Understand when to undergo or forgo a project. In distressed times it is better to avoid high capital projects even if it would benefit your company. The cash involved will leave you with little or no reserves and that can be a disastrous situation for any startup.

Making use of technology is the essential in today’s world. Technology can offer quick and cost effective solutions to complex problems. Technological advancement of your startup is an eye candy for investors as well. 

It’s very important to understand that a business can make profits and still run low on cash. Selling a product is a different concept and receiving money on the sale is what ultimately matters.

Growing a startup into a successful business is the ultimate goal for any founder but, where most founders go wrong is they exceed their expense limits to reach that mark. An intelligent founder will look for ways to achieve that goal at the lowest possible cost even if it slows down the journey.

More than ever, now is the right time to focus on cash flow problems.

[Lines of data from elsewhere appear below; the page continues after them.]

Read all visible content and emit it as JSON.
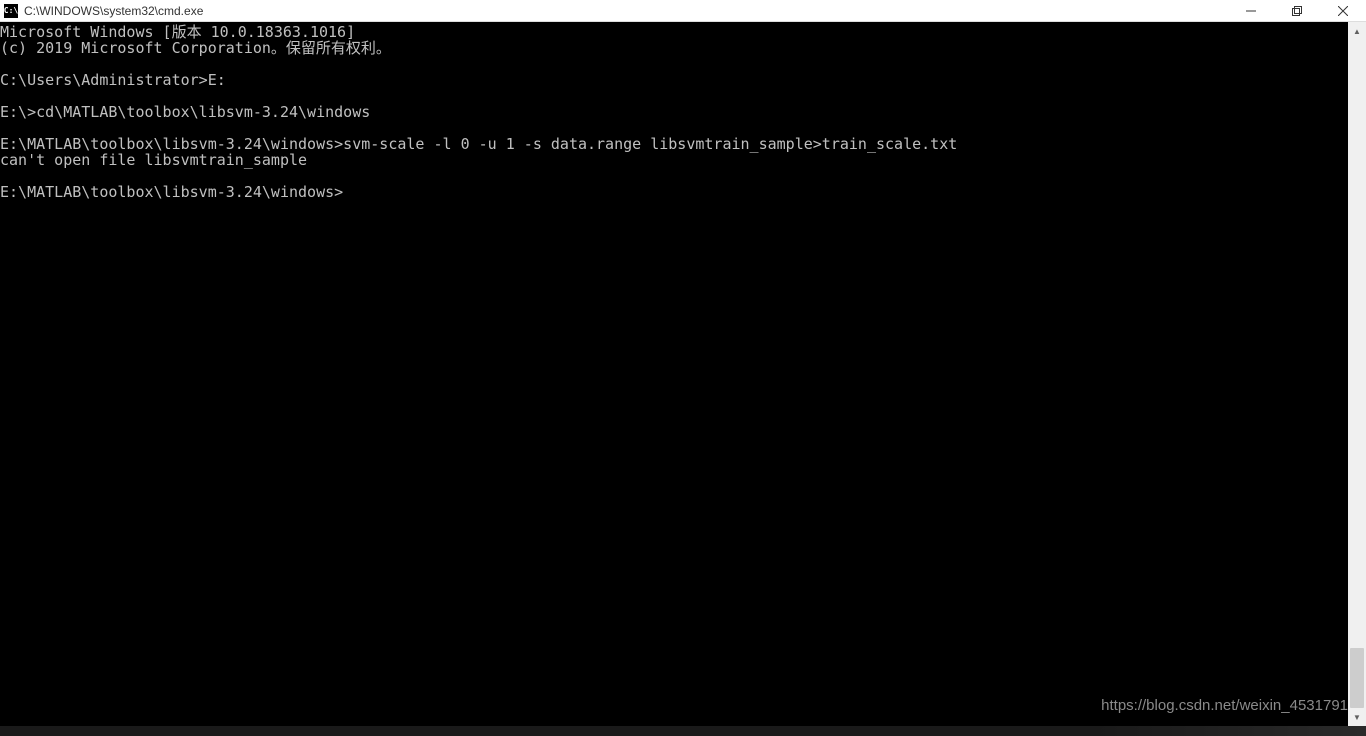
{
  "titlebar": {
    "icon_text": "C:\\",
    "title": "C:\\WINDOWS\\system32\\cmd.exe"
  },
  "terminal": {
    "lines": [
      "Microsoft Windows [版本 10.0.18363.1016]",
      "(c) 2019 Microsoft Corporation。保留所有权利。",
      "",
      "C:\\Users\\Administrator>E:",
      "",
      "E:\\>cd\\MATLAB\\toolbox\\libsvm-3.24\\windows",
      "",
      "E:\\MATLAB\\toolbox\\libsvm-3.24\\windows>svm-scale -l 0 -u 1 -s data.range libsvmtrain_sample>train_scale.txt",
      "can't open file libsvmtrain_sample",
      "",
      "E:\\MATLAB\\toolbox\\libsvm-3.24\\windows>"
    ]
  },
  "watermark": "https://blog.csdn.net/weixin_4531791"
}
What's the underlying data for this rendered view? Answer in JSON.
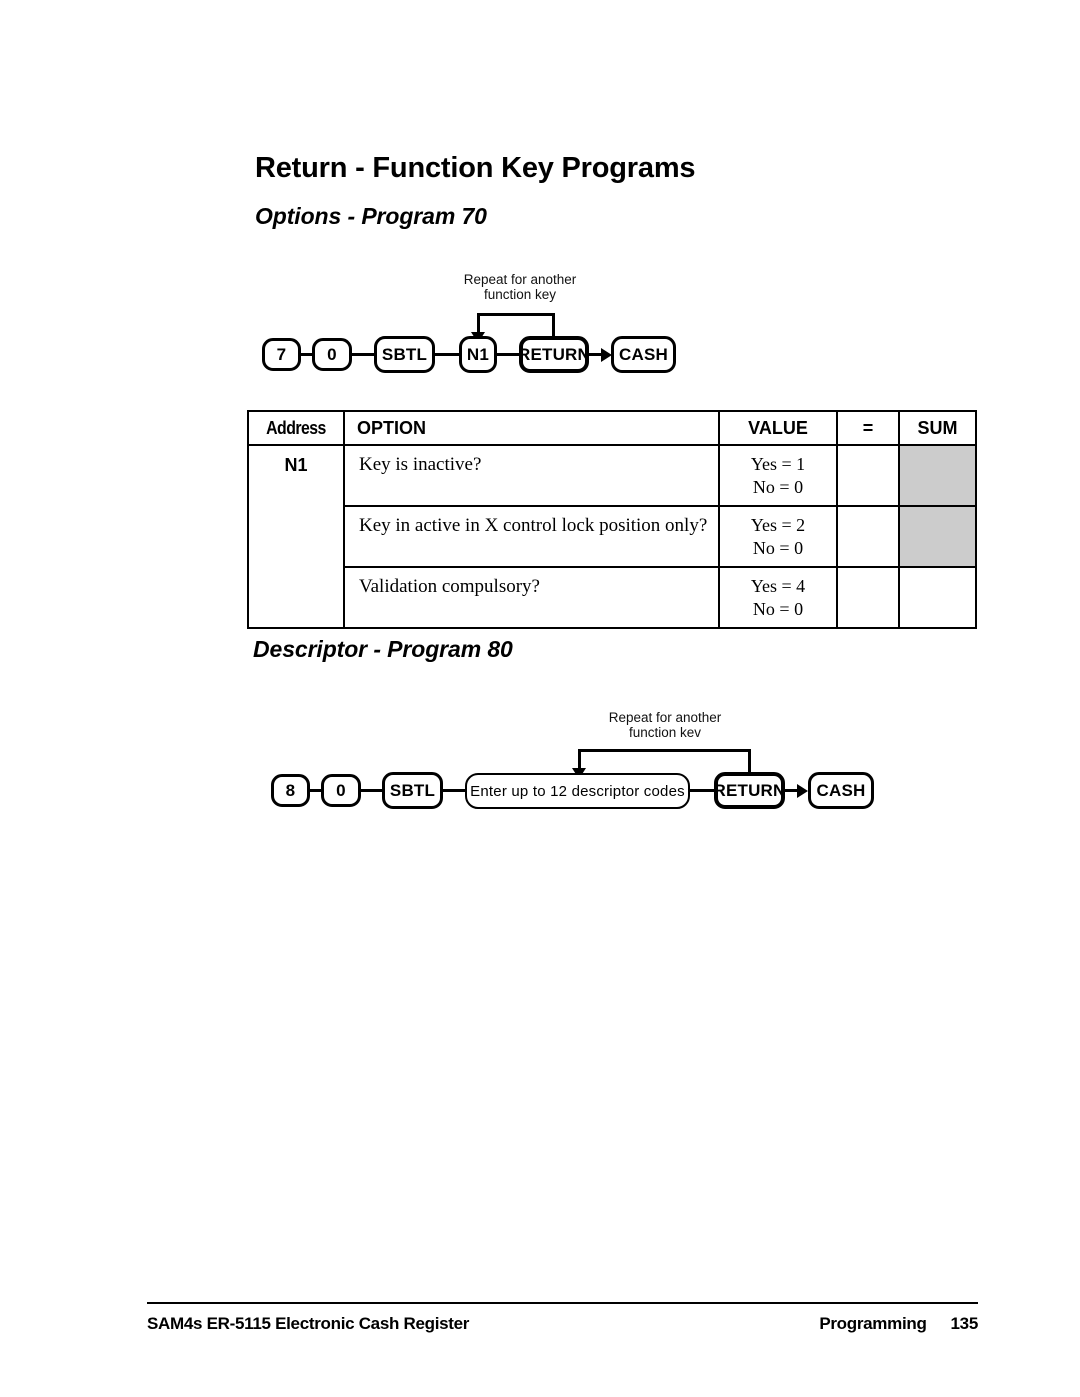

The pandemic has taken over the world and has affected business at no matter what stage. The magnitude of the effect will obviously be more on startups and other small scale businesses. In such tough times it’s fair to say that “Cash is King”. Startups that have been able to manage cash more effectively will stand a better chance to survive through the effects of the pandemic.

In the end the important thing to remember is that cash management is vital to the survival of a startup and it’s importance can be clearly noted in such distressed situations. Young and aspiring founders need to keep the cash flow problems in mind while assessing the feasibility of their business.